Keeping Your License Active
Earning the credential is not a one-time event. The ASCP requires ongoing continuing education through its Certification Maintenance Program (CMP). You’ll earn CMP points through a variety of activities: formal continuing education courses (one contact hour equals one point), college coursework (one semester hour equals 15 points), webinars and online modules, employer-provided training, or even publishing journal articles (five points each) and presenting research posters (two points per poster). No more than half of your required points can come from continuing education courses alone, which pushes you toward a mix of learning activities.
Competency assessments from your employer count for two points per cycle, capped at four. Serving on professional committees or accreditation boards earns three points per year. The program is designed to keep your knowledge current across a field where testing technology, regulations, and best practices shift regularly.
Some states layer their own renewal requirements on top of the national program. California, for instance, manages license renewal through its Department of Public Health on a separate schedule. Staying on top of both your national certification and state license renewal deadlines prevents gaps in your credentials that could interrupt your ability to work.

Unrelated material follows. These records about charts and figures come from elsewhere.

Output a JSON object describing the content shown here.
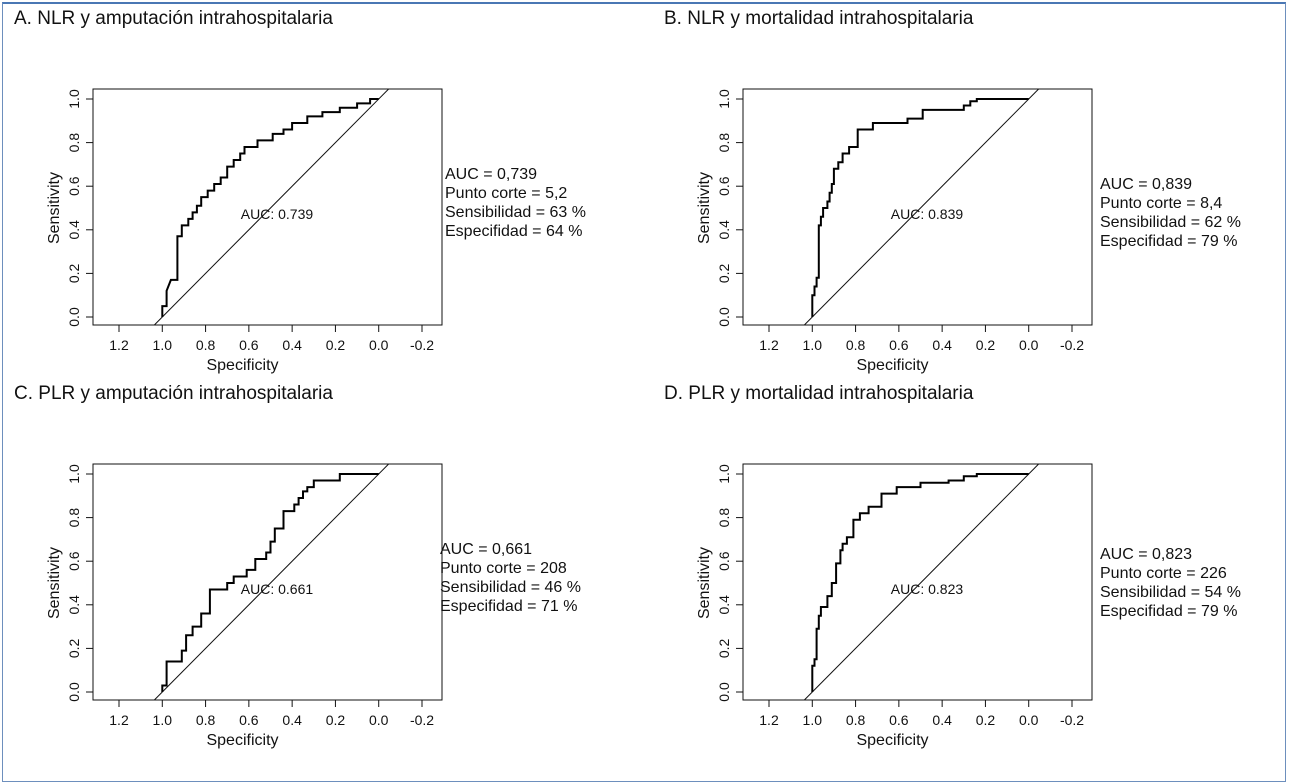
{
  "chart_data": [
    {
      "type": "line",
      "title": "A.  NLR y amputación intrahospitalaria",
      "xlabel": "Specificity",
      "ylabel": "Sensitivity",
      "x_reversed": true,
      "xlim": [
        1.2,
        -0.2
      ],
      "ylim": [
        0,
        1
      ],
      "xticks": [
        "1.2",
        "1.0",
        "0.8",
        "0.6",
        "0.4",
        "0.2",
        "0.0",
        "-0.2"
      ],
      "yticks": [
        "0.0",
        "0.2",
        "0.4",
        "0.6",
        "0.8",
        "1.0"
      ],
      "reference_line": "diagonal",
      "annotation": "AUC: 0.739",
      "stats": [
        "AUC = 0,739",
        "Punto corte = 5,2",
        "Sensibilidad = 63 %",
        "Especifidad = 64 %"
      ],
      "series": [
        {
          "specificity": [
            1.0,
            1.0,
            0.98,
            0.98,
            0.96,
            0.93,
            0.93,
            0.91,
            0.91,
            0.88,
            0.88,
            0.86,
            0.86,
            0.84,
            0.84,
            0.82,
            0.82,
            0.79,
            0.79,
            0.76,
            0.76,
            0.73,
            0.73,
            0.7,
            0.7,
            0.67,
            0.67,
            0.64,
            0.64,
            0.62,
            0.62,
            0.56,
            0.56,
            0.49,
            0.49,
            0.44,
            0.44,
            0.4,
            0.4,
            0.33,
            0.33,
            0.26,
            0.26,
            0.18,
            0.18,
            0.1,
            0.1,
            0.04,
            0.04,
            0.0
          ],
          "sensitivity": [
            0.0,
            0.05,
            0.05,
            0.12,
            0.17,
            0.17,
            0.37,
            0.37,
            0.42,
            0.42,
            0.45,
            0.45,
            0.48,
            0.48,
            0.51,
            0.51,
            0.55,
            0.55,
            0.58,
            0.58,
            0.61,
            0.61,
            0.64,
            0.64,
            0.69,
            0.69,
            0.72,
            0.72,
            0.75,
            0.75,
            0.78,
            0.78,
            0.81,
            0.81,
            0.84,
            0.84,
            0.86,
            0.86,
            0.89,
            0.89,
            0.92,
            0.92,
            0.94,
            0.94,
            0.96,
            0.96,
            0.98,
            0.98,
            1.0,
            1.0
          ]
        }
      ]
    },
    {
      "type": "line",
      "title": "B.  NLR y mortalidad intrahospitalaria",
      "xlabel": "Specificity",
      "ylabel": "Sensitivity",
      "x_reversed": true,
      "xlim": [
        1.2,
        -0.2
      ],
      "ylim": [
        0,
        1
      ],
      "xticks": [
        "1.2",
        "1.0",
        "0.8",
        "0.6",
        "0.4",
        "0.2",
        "0.0",
        "-0.2"
      ],
      "yticks": [
        "0.0",
        "0.2",
        "0.4",
        "0.6",
        "0.8",
        "1.0"
      ],
      "reference_line": "diagonal",
      "annotation": "AUC: 0.839",
      "stats": [
        "AUC = 0,839",
        "Punto corte = 8,4",
        "Sensibilidad = 62 %",
        "Especifidad = 79 %"
      ],
      "series": [
        {
          "specificity": [
            1.0,
            1.0,
            0.99,
            0.99,
            0.98,
            0.98,
            0.97,
            0.97,
            0.96,
            0.96,
            0.95,
            0.95,
            0.93,
            0.93,
            0.92,
            0.92,
            0.91,
            0.91,
            0.9,
            0.9,
            0.88,
            0.88,
            0.86,
            0.86,
            0.83,
            0.83,
            0.79,
            0.79,
            0.72,
            0.72,
            0.56,
            0.56,
            0.49,
            0.49,
            0.3,
            0.3,
            0.27,
            0.27,
            0.24,
            0.24,
            0.0
          ],
          "sensitivity": [
            0.0,
            0.1,
            0.1,
            0.14,
            0.14,
            0.18,
            0.18,
            0.42,
            0.42,
            0.46,
            0.46,
            0.5,
            0.5,
            0.53,
            0.53,
            0.57,
            0.57,
            0.61,
            0.61,
            0.68,
            0.68,
            0.71,
            0.71,
            0.75,
            0.75,
            0.78,
            0.78,
            0.86,
            0.86,
            0.89,
            0.89,
            0.91,
            0.91,
            0.95,
            0.95,
            0.97,
            0.97,
            0.99,
            0.99,
            1.0,
            1.0
          ]
        }
      ]
    },
    {
      "type": "line",
      "title": "C.  PLR y amputación intrahospitalaria",
      "xlabel": "Specificity",
      "ylabel": "Sensitivity",
      "x_reversed": true,
      "xlim": [
        1.2,
        -0.2
      ],
      "ylim": [
        0,
        1
      ],
      "xticks": [
        "1.2",
        "1.0",
        "0.8",
        "0.6",
        "0.4",
        "0.2",
        "0.0",
        "-0.2"
      ],
      "yticks": [
        "0.0",
        "0.2",
        "0.4",
        "0.6",
        "0.8",
        "1.0"
      ],
      "reference_line": "diagonal",
      "annotation": "AUC: 0.661",
      "stats": [
        "AUC = 0,661",
        "Punto corte = 208",
        "Sensibilidad = 46 %",
        "Especifidad = 71 %"
      ],
      "series": [
        {
          "specificity": [
            1.0,
            1.0,
            0.98,
            0.98,
            0.91,
            0.91,
            0.89,
            0.89,
            0.86,
            0.86,
            0.82,
            0.82,
            0.78,
            0.78,
            0.7,
            0.7,
            0.67,
            0.67,
            0.61,
            0.61,
            0.57,
            0.57,
            0.52,
            0.52,
            0.5,
            0.5,
            0.48,
            0.48,
            0.44,
            0.44,
            0.39,
            0.39,
            0.37,
            0.37,
            0.35,
            0.35,
            0.33,
            0.33,
            0.3,
            0.3,
            0.18,
            0.18,
            0.12,
            0.12,
            0.0
          ],
          "sensitivity": [
            0.0,
            0.03,
            0.03,
            0.14,
            0.14,
            0.19,
            0.19,
            0.26,
            0.26,
            0.3,
            0.3,
            0.36,
            0.36,
            0.47,
            0.47,
            0.5,
            0.5,
            0.53,
            0.53,
            0.56,
            0.56,
            0.61,
            0.61,
            0.64,
            0.64,
            0.69,
            0.69,
            0.75,
            0.75,
            0.83,
            0.83,
            0.86,
            0.86,
            0.89,
            0.89,
            0.92,
            0.92,
            0.94,
            0.94,
            0.97,
            0.97,
            1.0,
            1.0,
            1.0,
            1.0
          ]
        }
      ]
    },
    {
      "type": "line",
      "title": "D.  PLR y mortalidad intrahospitalaria",
      "xlabel": "Specificity",
      "ylabel": "Sensitivity",
      "x_reversed": true,
      "xlim": [
        1.2,
        -0.2
      ],
      "ylim": [
        0,
        1
      ],
      "xticks": [
        "1.2",
        "1.0",
        "0.8",
        "0.6",
        "0.4",
        "0.2",
        "0.0",
        "-0.2"
      ],
      "yticks": [
        "0.0",
        "0.2",
        "0.4",
        "0.6",
        "0.8",
        "1.0"
      ],
      "reference_line": "diagonal",
      "annotation": "AUC: 0.823",
      "stats": [
        "AUC = 0,823",
        "Punto corte = 226",
        "Sensibilidad = 54 %",
        "Especifidad = 79 %"
      ],
      "series": [
        {
          "specificity": [
            1.0,
            1.0,
            0.99,
            0.99,
            0.98,
            0.98,
            0.97,
            0.97,
            0.96,
            0.96,
            0.93,
            0.93,
            0.91,
            0.91,
            0.89,
            0.89,
            0.87,
            0.87,
            0.86,
            0.86,
            0.84,
            0.84,
            0.81,
            0.81,
            0.78,
            0.78,
            0.74,
            0.74,
            0.68,
            0.68,
            0.61,
            0.61,
            0.5,
            0.5,
            0.37,
            0.37,
            0.3,
            0.3,
            0.24,
            0.24,
            0.0
          ],
          "sensitivity": [
            0.0,
            0.12,
            0.12,
            0.15,
            0.15,
            0.29,
            0.29,
            0.35,
            0.35,
            0.39,
            0.39,
            0.44,
            0.44,
            0.5,
            0.5,
            0.59,
            0.59,
            0.65,
            0.65,
            0.68,
            0.68,
            0.71,
            0.71,
            0.79,
            0.79,
            0.82,
            0.82,
            0.85,
            0.85,
            0.91,
            0.91,
            0.94,
            0.94,
            0.96,
            0.96,
            0.97,
            0.97,
            0.99,
            0.99,
            1.0,
            1.0
          ]
        }
      ]
    }
  ]
}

Realistic Timeline and Costs
For someone starting from scratch, expect four years for a bachelor’s degree followed by one year of clinical training and a few months for exam scheduling and state processing. That puts the total at roughly five and a half to six years. If you’re already a working medical laboratory technician with an MLT certification, Route 2 lets you upgrade to MLS with two years of qualifying experience and the right coursework, potentially shaving years off the process. Route 4 offers a path for experienced lab workers without formal training, though it requires five years of documented full-time experience.
Direct costs beyond your degree include the clinical training program (some are paid positions, others charge tuition), the certification exam ($245 to $260), and state licensing fees that vary by jurisdiction. California’s application and training license fees add several hundred dollars to the total. Budget for continuing education costs in the years that follow, though many employers cover these as part of professional development.